I have a command check_mountpoints which can takes longer because of some slow NFS mounts, so I’m trying to modify its timeout making it bigger than 1 minutes default.
I tried to set check_timeout = 2m in the apply Service definition and timeout = 2m in the object CheckCommand definition, but this is not applied because sometimes the command is killed after 60 seconds (<Timeout exceeded.><Terminated by signal 9 (Killed).>).
Please note that this is a remote check executed on a client through Icinga Agent (command_endpoint = host.vars.client_endpoint in the apply Service definition.
Could you help me to understand where I’m wrong, please?
object CheckCommand "_check_mountpoints" {
command = [ CustomPluginsDir + "/check_mountpoints.sh" ]
arguments = {
"--mountpoint" = {
value = "$check_mountpoints_mountpoint$"
description = "list of mountpoints to check. Ignored when -a is given"
skip_key = true
order = -1
}
"-m" = {
value = "$check_mountpoints_mtab$"
description = "Use this mtab instead (default: /proc/mounts)"
}
"-f" = {
value = "$check_mountpoints_fstab$"
description = "Use this fstab instead (default: /etc/fstab)"
}
"-N" = {
value = "$check_mountpoints_fs_field$"
description = "FS Field number in fstab (default: 3)"
}
"-M" = {
value = "$check_mountpoints_mount_field$"
description = "Mount Field number in fstab (default: 2)"
}
"-O" = {
value = "$check_mountpoints_option_field$"
description = "Option Field number in fstab (default: 4)"
}
"-T" = {
value = "$check_mountpoints_nfs_timeout$"
description = "Responsetime at which an NFS is declared as staled (default: 3)"
}
"-L" = {
set_if = "$check_mountpoints_softlinks$"
description = "Allow softlinks to be accepted instead of mount points"
}
"-i" = {
set_if = "$check_mountpoints_ignore_fstab$"
description = "Ignore fstab. Do not fail just because mount is not in fstab. (default: unset)"
}
"-a" = {
set_if = "$check_mountpoints_autoselect_mounts$"
description = "Autoselect mounts from fstab (default: unset)"
}
"-A" = {
set_if = "$check_mountpoints_fstab_autoselect$"
description = "Autoselect from fstab.

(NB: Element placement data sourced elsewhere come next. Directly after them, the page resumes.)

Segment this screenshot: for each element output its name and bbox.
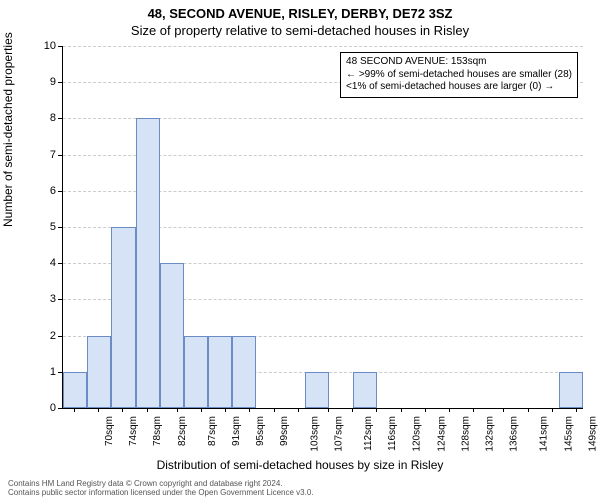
y-tick-label: 0: [36, 402, 56, 414]
y-tick-mark: [58, 299, 62, 300]
x-tick-mark: [74, 408, 75, 412]
gridline: [63, 46, 583, 47]
x-tick-label: 128sqm: [460, 416, 471, 452]
histogram-bar: [559, 372, 583, 408]
y-tick-label: 10: [36, 40, 56, 52]
y-tick-mark: [58, 408, 62, 409]
x-tick-mark: [552, 408, 553, 412]
x-tick-label: 78sqm: [152, 416, 163, 446]
x-tick-mark: [425, 408, 426, 412]
y-tick-label: 9: [36, 76, 56, 88]
x-tick-label: 141sqm: [539, 416, 550, 452]
y-tick-label: 8: [36, 112, 56, 124]
histogram-bar: [136, 118, 160, 408]
x-tick-label: 70sqm: [104, 416, 115, 446]
x-tick-label: 132sqm: [485, 416, 496, 452]
x-tick-mark: [177, 408, 178, 412]
x-tick-mark: [147, 408, 148, 412]
y-tick-mark: [58, 227, 62, 228]
x-tick-label: 145sqm: [563, 416, 574, 452]
y-tick-mark: [58, 155, 62, 156]
x-tick-mark: [249, 408, 250, 412]
x-tick-label: 103sqm: [309, 416, 320, 452]
histogram-bar: [305, 372, 329, 408]
x-tick-mark: [298, 408, 299, 412]
y-tick-label: 7: [36, 149, 56, 161]
x-tick-label: 149sqm: [587, 416, 598, 452]
x-axis-label: Distribution of semi-detached houses by …: [0, 458, 600, 472]
x-tick-label: 87sqm: [207, 416, 218, 446]
y-tick-mark: [58, 191, 62, 192]
footer-line-2: Contains public sector information licen…: [8, 489, 314, 498]
y-tick-mark: [58, 336, 62, 337]
footer-attribution: Contains HM Land Registry data © Crown c…: [8, 480, 314, 498]
x-tick-label: 91sqm: [231, 416, 242, 446]
chart-container: 48, SECOND AVENUE, RISLEY, DERBY, DE72 3…: [0, 0, 600, 500]
y-tick-mark: [58, 263, 62, 264]
x-tick-label: 107sqm: [333, 416, 344, 452]
legend-line-2: ← >99% of semi-detached houses are small…: [346, 69, 572, 82]
x-tick-mark: [401, 408, 402, 412]
x-tick-label: 74sqm: [128, 416, 139, 446]
plot-area: [62, 46, 583, 409]
histogram-bar: [111, 227, 135, 408]
x-tick-label: 120sqm: [412, 416, 423, 452]
y-tick-mark: [58, 118, 62, 119]
y-tick-label: 6: [36, 185, 56, 197]
x-tick-label: 116sqm: [387, 416, 398, 451]
x-tick-mark: [576, 408, 577, 412]
y-tick-label: 5: [36, 221, 56, 233]
y-tick-label: 3: [36, 293, 56, 305]
x-tick-label: 112sqm: [363, 416, 374, 451]
x-tick-mark: [376, 408, 377, 412]
histogram-bar: [160, 263, 184, 408]
chart-title-sub: Size of property relative to semi-detach…: [0, 23, 600, 38]
y-tick-label: 2: [36, 330, 56, 342]
x-tick-mark: [528, 408, 529, 412]
y-tick-label: 4: [36, 257, 56, 269]
x-tick-label: 82sqm: [177, 416, 188, 446]
histogram-bar: [232, 336, 256, 408]
chart-title-main: 48, SECOND AVENUE, RISLEY, DERBY, DE72 3…: [0, 6, 600, 21]
y-tick-label: 1: [36, 366, 56, 378]
histogram-bar: [353, 372, 377, 408]
y-axis-label: Number of semi-detached properties: [1, 32, 15, 227]
histogram-bar: [63, 372, 87, 408]
x-tick-mark: [449, 408, 450, 412]
legend-box: 48 SECOND AVENUE: 153sqm ← >99% of semi-…: [340, 52, 578, 98]
legend-line-3: <1% of semi-detached houses are larger (…: [346, 81, 572, 94]
x-tick-mark: [98, 408, 99, 412]
x-tick-mark: [122, 408, 123, 412]
y-tick-mark: [58, 372, 62, 373]
x-tick-mark: [328, 408, 329, 412]
x-tick-mark: [473, 408, 474, 412]
x-tick-label: 99sqm: [279, 416, 290, 446]
x-tick-label: 124sqm: [436, 416, 447, 452]
x-tick-label: 136sqm: [509, 416, 520, 452]
histogram-bar: [184, 336, 208, 408]
histogram-bar: [87, 336, 111, 408]
histogram-bar: [208, 336, 232, 408]
legend-line-1: 48 SECOND AVENUE: 153sqm: [346, 56, 572, 69]
x-tick-label: 95sqm: [255, 416, 266, 446]
x-tick-mark: [503, 408, 504, 412]
x-tick-mark: [352, 408, 353, 412]
y-tick-mark: [58, 46, 62, 47]
x-tick-mark: [201, 408, 202, 412]
y-tick-mark: [58, 82, 62, 83]
x-tick-mark: [225, 408, 226, 412]
x-tick-mark: [274, 408, 275, 412]
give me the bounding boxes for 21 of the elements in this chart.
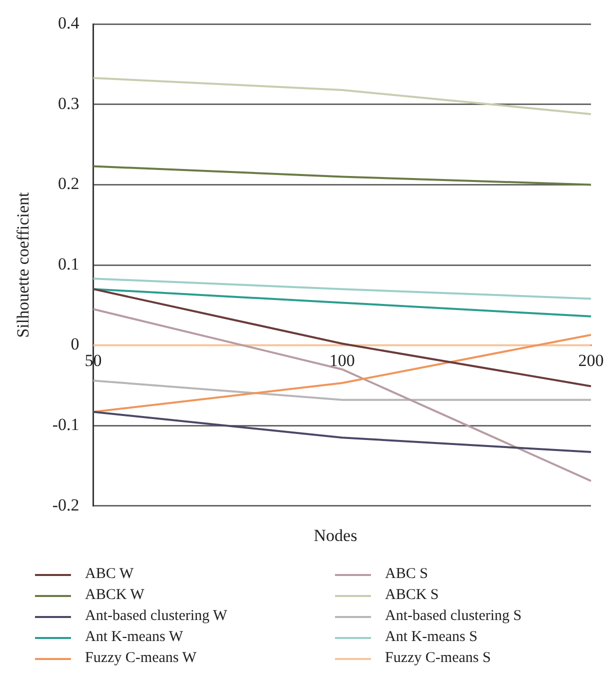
legend-label: Ant-based clustering S bbox=[385, 608, 522, 625]
y-tick-label: 0.2 bbox=[58, 174, 80, 194]
y-axis-title: Silhouette coefficient bbox=[14, 192, 33, 338]
legend-label: Ant K-means S bbox=[385, 629, 478, 646]
y-tick-label: 0.1 bbox=[58, 254, 80, 274]
legend-label: Fuzzy C-means W bbox=[85, 650, 196, 667]
legend-label: ABCK W bbox=[85, 587, 144, 604]
y-tick-label: -0.2 bbox=[52, 495, 80, 514]
x-tick-label: 200 bbox=[578, 350, 604, 370]
legend-label: Ant-based clustering W bbox=[85, 608, 228, 625]
x-tick-label: 100 bbox=[329, 350, 355, 370]
legend-label: Fuzzy C-means S bbox=[385, 650, 491, 667]
legend-label: ABC W bbox=[85, 566, 134, 583]
legend-label: Ant K-means W bbox=[85, 629, 184, 646]
y-tick-label: 0 bbox=[70, 334, 80, 354]
y-tick-label: 0.3 bbox=[58, 94, 80, 113]
y-tick-label: 0.4 bbox=[58, 14, 80, 33]
x-axis-title: Nodes bbox=[312, 526, 358, 546]
y-tick-label: -0.1 bbox=[52, 415, 80, 434]
legend-label: ABC S bbox=[385, 566, 428, 583]
legend-label: ABCK S bbox=[385, 587, 439, 604]
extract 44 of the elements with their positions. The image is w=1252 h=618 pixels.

Return OK if no mounts found. (default: unset)"
}
"-E" = {
value = "$check_mountpoints_exclude$"
description = "Use with -a or -A to exclude a path from fstab. Use backslash+pipe between paths fo
}
"-o" = {
set_if = "$check_mountpoints_ignore_noauto$"
description = "When autoselecting mounts from fstab, ignore mounts having noauto flag. (default: u
}
"-w" = {
set_if = "$check_mountpoints_writetest$"
description = "Writetest. Touch file $mountpoint/.mount_test_from_$(hostname) (default: unset)"
}
"-e" = {
value = "$check_mountpoints_extra$"
description = "Extra arguments for df (default: unset)"
}
}
timeout = 2m
vars.check_mountpoints_fstab_autoselect = true
vars.check_mountpoints_ignore_noauto = true
}
Hm, that looks good.
As the check_timeout at the service level overrides the timeout of the check command, it is not really needed, I’d say.
Are you really sure that the check is still being killed after 60 seconds? Do you see that time in the webinterface?
Otherwise I would guess that the script is running even longer than two minutes and as both the script timeout and the icinga (command/service) timeout are of the same length, you don’t really know which is responsible.
I would change the timeout of the script call (-T) to be a bit shorter than the command timeout and see if the output changes.
SHARED root@cop ~# icinga2 object list -n _check_mountpoints | grep timeout
* value = "$check_mountpoints_nfs_timeout$"
* timeout = 120
Could the cause of the problem be that this is a remote check and I must modify the timeout value in the client configuration too as this check is executed through Icinga Client?
Syncing is one of the nice features of icinga2. Hence, I’d recommend to define your check command at your master within a global zone that is synced to every agent. Within that definition you could define the default timeout (and overwrite it for a particular service or host if needed).